Polres Metro Jakarta Barat Tangkap Lima Tersangka Prostitusi Karaoke

Polres Metro Jakarta Barat Tangkap Lima Tersangka Prostitusi Karaoke

Kepolisian Resor Metro Jakarta Barat menetapkan lima orang sebagai tersangka dalam praktik prostitusi berkedok tempat hiburan karaoke di Jalan Daan Mogot, Kedoya Utara, Kebon Jeruk, pada Kamis (14/5/2026). Penetapan tersangka dilakukan setelah petugas melakukan penggerebekan di lokasi tersebut pada Sabtu (9/5/2026) dini hari.

Sebanyak 22 orang yang memiliki beragam peran diamankan oleh petugas dalam operasi tersebut, mulai dari pemandu lagu (LC), muncikari, hingga kasir. Berdasarkan laporan dari Megapolitan, kepolisian kini telah melakukan penahanan terhadap lima orang yang dianggap bertanggung jawab atas operasional bisnis ilegal tersebut.

"Kami mengamankan sebanyak 22 orang dengan berbagai peran di situ ya, ada LC (lady companion), ada muncikari, dan ada lagi kasir. Saat ini kami sudah menahan lima orang tersangka," ucap Nunu kepada wartawan di Polres Metro Jakarta Barat, Kamis (14/5/2026).

Kasat Reserse Perlindungan Perempuan dan Anak (PPA) serta Perlindungan Perempuan dan Orang (PPO) Polres Metro Jakarta Barat, Kompol Nunu Suparmi, belum merinci identitas maupun peran spesifik dari masing-masing tersangka tersebut. Namun, fokus penyelidikan mengarah pada eksploitasi anak di bawah umur yang dipekerjakan sebagai pekerja seks komersial.

"Nah, dari 22 yang kami amankan, dua orang anak di bawah umur berinisial F (17 tahun) dan S (16 tahun). Anak-anak itu asalnya dari Lampung dan Bogor," ungkap Nunu.

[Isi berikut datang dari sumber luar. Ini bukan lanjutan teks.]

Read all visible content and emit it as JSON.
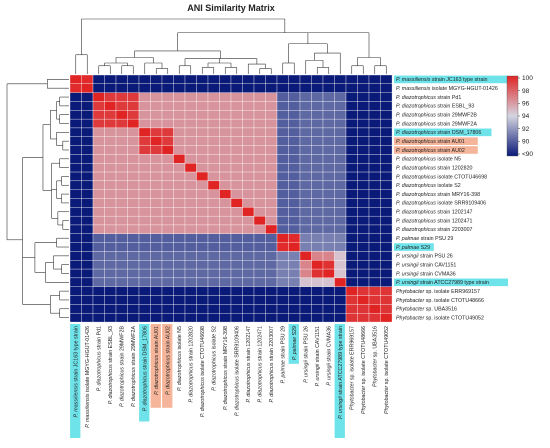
{
  "chart_data": {
    "type": "heatmap",
    "title": "ANI Similarity Matrix",
    "labels": [
      {
        "species": "P. massiliensis",
        "rest": "strain JC163 type strain",
        "highlight": "cyan"
      },
      {
        "species": "P. massiliensis",
        "rest": "isolate MGYG-HGUT-01426",
        "highlight": ""
      },
      {
        "species": "P. diazotrophicus",
        "rest": "strain Pd1",
        "highlight": ""
      },
      {
        "species": "P. diazotrophicus",
        "rest": "strain ESBL_93",
        "highlight": ""
      },
      {
        "species": "P. diazotrophicus",
        "rest": "strain 29MWF2B",
        "highlight": ""
      },
      {
        "species": "P. diazotrophicus",
        "rest": "strain 29MWF2A",
        "highlight": ""
      },
      {
        "species": "P. diazotrophicus",
        "rest": "strain DSM_17806",
        "highlight": "cyan"
      },
      {
        "species": "P. diazotrophicus",
        "rest": "strain AU01",
        "highlight": "salmon"
      },
      {
        "species": "P. diazotrophicus",
        "rest": "strain AU02",
        "highlight": "salmon"
      },
      {
        "species": "P. diazotrophicus",
        "rest": "isolate N5",
        "highlight": ""
      },
      {
        "species": "P. diazotrophicus",
        "rest": "strain 1202820",
        "highlight": ""
      },
      {
        "species": "P. diazotrophicus",
        "rest": "isolate CTOTU46698",
        "highlight": ""
      },
      {
        "species": "P. diazotrophicus",
        "rest": "isolate S2",
        "highlight": ""
      },
      {
        "species": "P. diazotrophicus",
        "rest": "strain MRY16-398",
        "highlight": ""
      },
      {
        "species": "P. diazotrophicus",
        "rest": "isolate SRR9109406",
        "highlight": ""
      },
      {
        "species": "P. diazotrophicus",
        "rest": "strain 1202147",
        "highlight": ""
      },
      {
        "species": "P. diazotrophicus",
        "rest": "strain 1202471",
        "highlight": ""
      },
      {
        "species": "P. diazotrophicus",
        "rest": "strain 2203007",
        "highlight": ""
      },
      {
        "species": "P. palmae",
        "rest": "strain PSU 29",
        "highlight": ""
      },
      {
        "species": "P. palmae",
        "rest": "S29",
        "highlight": "cyan"
      },
      {
        "species": "P. ursingii",
        "rest": "strain PSU 26",
        "highlight": ""
      },
      {
        "species": "P. ursingii",
        "rest": "strain CAV1151",
        "highlight": ""
      },
      {
        "species": "P. ursingii",
        "rest": "strain CVMA36",
        "highlight": ""
      },
      {
        "species": "P. ursingii",
        "rest": "strain ATCC27989 type strain",
        "highlight": "cyan"
      },
      {
        "species": "Phytobacter",
        "rest": "sp. isolate ERR969157",
        "highlight": ""
      },
      {
        "species": "Phytobacter",
        "rest": "sp. isolate CTOTU48666",
        "highlight": ""
      },
      {
        "species": "Phytobacter",
        "rest": "sp. UBA3516",
        "highlight": ""
      },
      {
        "species": "Phytobacter",
        "rest": "sp. isolate CTOTU49052",
        "highlight": ""
      }
    ],
    "groups": [
      {
        "name": "P. massiliensis",
        "start": 0,
        "end": 1,
        "within": 99.8
      },
      {
        "name": "P. diazotrophicus",
        "start": 2,
        "end": 17,
        "within": 96.5
      },
      {
        "name": "P. palmae",
        "start": 18,
        "end": 19,
        "within": 99.8
      },
      {
        "name": "P. ursingii",
        "start": 20,
        "end": 23,
        "within": 98.0
      },
      {
        "name": "Phytobacter",
        "start": 24,
        "end": 27,
        "within": 99.5
      }
    ],
    "diagonal": 100,
    "between_default": 89.0,
    "between_overrides": [
      {
        "a": "P. diazotrophicus",
        "b": "P. palmae",
        "value": 91.0
      },
      {
        "a": "P. diazotrophicus",
        "b": "P. ursingii",
        "value": 91.3
      },
      {
        "a": "P. palmae",
        "b": "P. ursingii",
        "value": 92.0
      }
    ],
    "colorbar": {
      "min": 89,
      "max": 100,
      "ticks": [
        "100",
        "98",
        "96",
        "94",
        "92",
        "90",
        "<90"
      ]
    },
    "colors": {
      "low": "#0a1a78",
      "mid": "#d4d4e0",
      "high": "#e02424",
      "highlight_cyan": "#6fe3ea",
      "highlight_salmon": "#f5b59a"
    }
  }
}
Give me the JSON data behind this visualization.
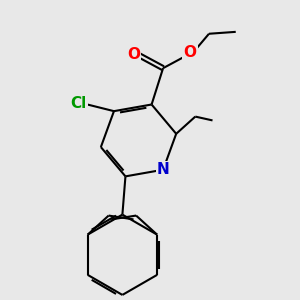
{
  "bg_color": "#e8e8e8",
  "bond_color": "#000000",
  "bond_width": 1.5,
  "atom_colors": {
    "O": "#ff0000",
    "N": "#0000cc",
    "Cl": "#009900",
    "C": "#000000"
  },
  "font_size": 11
}
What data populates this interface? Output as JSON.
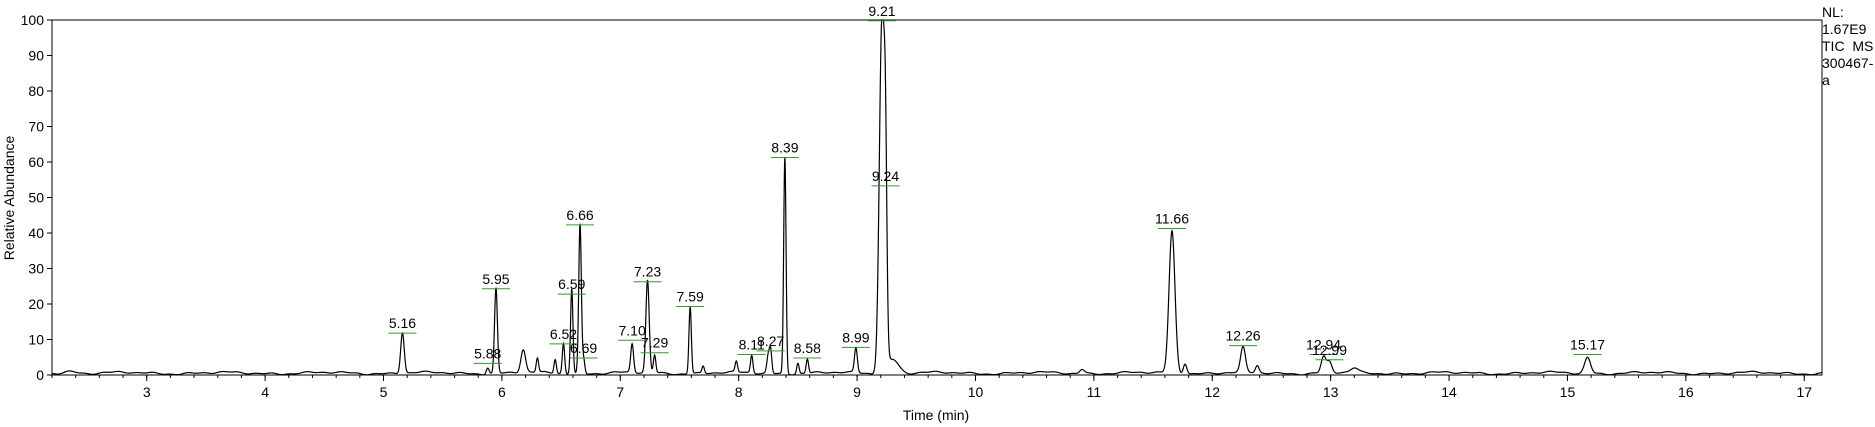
{
  "chart_data": {
    "type": "line",
    "xlabel": "Time (min)",
    "ylabel": "Relative Abundance",
    "xlim": [
      2.2,
      17.15
    ],
    "ylim": [
      0,
      100
    ],
    "xticks": [
      3,
      4,
      5,
      6,
      7,
      8,
      9,
      10,
      11,
      12,
      13,
      14,
      15,
      16,
      17
    ],
    "yticks": [
      0,
      10,
      20,
      30,
      40,
      50,
      60,
      70,
      80,
      90,
      100
    ],
    "info": [
      "NL:",
      "1.67E9",
      "TIC  MS",
      "300467-",
      "a"
    ],
    "line_color": "#000000",
    "marker_color": "#2e9d2e",
    "peaks": [
      {
        "t": 5.16,
        "h": 11.5,
        "w": 0.015,
        "label": "5.16",
        "lh": 11.5
      },
      {
        "t": 5.88,
        "h": 1.8,
        "w": 0.012,
        "label": "5.88",
        "lh": 3.0
      },
      {
        "t": 5.95,
        "h": 24,
        "w": 0.012,
        "label": "5.95",
        "lh": 24
      },
      {
        "t": 6.18,
        "h": 6.5,
        "w": 0.02,
        "label": "",
        "lh": 0
      },
      {
        "t": 6.3,
        "h": 4,
        "w": 0.01,
        "label": "",
        "lh": 0
      },
      {
        "t": 6.45,
        "h": 4,
        "w": 0.01,
        "label": "",
        "lh": 0
      },
      {
        "t": 6.52,
        "h": 8.5,
        "w": 0.01,
        "label": "6.52",
        "lh": 8.5
      },
      {
        "t": 6.59,
        "h": 24,
        "w": 0.01,
        "label": "6.59",
        "lh": 22.5
      },
      {
        "t": 6.66,
        "h": 42,
        "w": 0.011,
        "label": "6.66",
        "lh": 42
      },
      {
        "t": 6.69,
        "h": 4,
        "w": 0.01,
        "label": "6.69",
        "lh": 4.5
      },
      {
        "t": 7.1,
        "h": 8,
        "w": 0.012,
        "label": "7.10",
        "lh": 9.5
      },
      {
        "t": 7.23,
        "h": 26,
        "w": 0.014,
        "label": "7.23",
        "lh": 26
      },
      {
        "t": 7.29,
        "h": 5,
        "w": 0.01,
        "label": "7.29",
        "lh": 6
      },
      {
        "t": 7.59,
        "h": 19,
        "w": 0.01,
        "label": "7.59",
        "lh": 19
      },
      {
        "t": 7.7,
        "h": 2,
        "w": 0.01,
        "label": "",
        "lh": 0
      },
      {
        "t": 7.98,
        "h": 3,
        "w": 0.01,
        "label": "",
        "lh": 0
      },
      {
        "t": 8.11,
        "h": 5,
        "w": 0.01,
        "label": "8.11",
        "lh": 5.5
      },
      {
        "t": 8.25,
        "h": 5,
        "w": 0.012,
        "label": "",
        "lh": 0
      },
      {
        "t": 8.27,
        "h": 6,
        "w": 0.01,
        "label": "8.27",
        "lh": 6.5
      },
      {
        "t": 8.39,
        "h": 61,
        "w": 0.01,
        "label": "8.39",
        "lh": 61
      },
      {
        "t": 8.5,
        "h": 3,
        "w": 0.01,
        "label": "",
        "lh": 0
      },
      {
        "t": 8.58,
        "h": 4,
        "w": 0.01,
        "label": "8.58",
        "lh": 4.5
      },
      {
        "t": 8.99,
        "h": 7,
        "w": 0.012,
        "label": "8.99",
        "lh": 7.5
      },
      {
        "t": 9.21,
        "h": 99,
        "w": 0.022,
        "label": "9.21",
        "lh": 99.5
      },
      {
        "t": 9.24,
        "h": 41,
        "w": 0.012,
        "label": "9.24",
        "lh": 53
      },
      {
        "t": 9.3,
        "h": 4,
        "w": 0.05,
        "label": "",
        "lh": 0
      },
      {
        "t": 10.9,
        "h": 1.2,
        "w": 0.02,
        "label": "",
        "lh": 0
      },
      {
        "t": 11.66,
        "h": 40,
        "w": 0.025,
        "label": "11.66",
        "lh": 41
      },
      {
        "t": 11.77,
        "h": 3,
        "w": 0.015,
        "label": "",
        "lh": 0
      },
      {
        "t": 12.26,
        "h": 7,
        "w": 0.02,
        "label": "12.26",
        "lh": 8
      },
      {
        "t": 12.38,
        "h": 2,
        "w": 0.015,
        "label": "",
        "lh": 0
      },
      {
        "t": 12.94,
        "h": 4.5,
        "w": 0.02,
        "label": "12.94",
        "lh": 5.5
      },
      {
        "t": 12.99,
        "h": 3,
        "w": 0.02,
        "label": "12.99",
        "lh": 4
      },
      {
        "t": 13.2,
        "h": 1.2,
        "w": 0.03,
        "label": "",
        "lh": 0
      },
      {
        "t": 15.17,
        "h": 4.5,
        "w": 0.025,
        "label": "15.17",
        "lh": 5.5
      }
    ]
  }
}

Penyidikan mengungkap bahwa tempat karaoke ini telah beroperasi selama kurang lebih tiga tahun dengan memalsukan izin usaha. Meskipun secara administratif terdaftar sebagai tempat hiburan karaoke, pemeriksaan polisi membuktikan adanya penyediaan layanan prostitusi yang disiapkan langsung oleh pihak pemilik.

"Kami menerima laporan tersebut bahwa itu tempat karaoke, di mana izinnya pun karaoke. Tapi setelah kita melakukan pemeriksaan bahwa di situ adanya prostitusi yang disiapkan oleh pemilik," jelas Nunu.

Sebagai langkah perlindungan, kedua korban di bawah umur telah dievakuasi ke rumah aman guna mendapatkan pendampingan psikologis. Sementara itu, lokasi usaha di kawasan Jakarta Barat tersebut telah dipasangi garis polisi untuk kepentingan sterilisasi area selama proses hukum berlangsung.

"Karaoke kami pasangi police line (garis polisi) untuk menjaga agar steril," tuturnya.

Pihak kepolisian menegaskan bahwa pengembangan kasus masih terus berjalan untuk mengungkap seluruh pihak yang terlibat. Fokus penyidik saat ini adalah memburu aktor intelektual yang mengendalikan jaringan bisnis prostitusi tersebut di balik layar.

"Saat ini kami masih melakukan proses penyidikan dan kami masih lakukan pengembangan untuk mencari tersangka yang lain," tutup Nunu.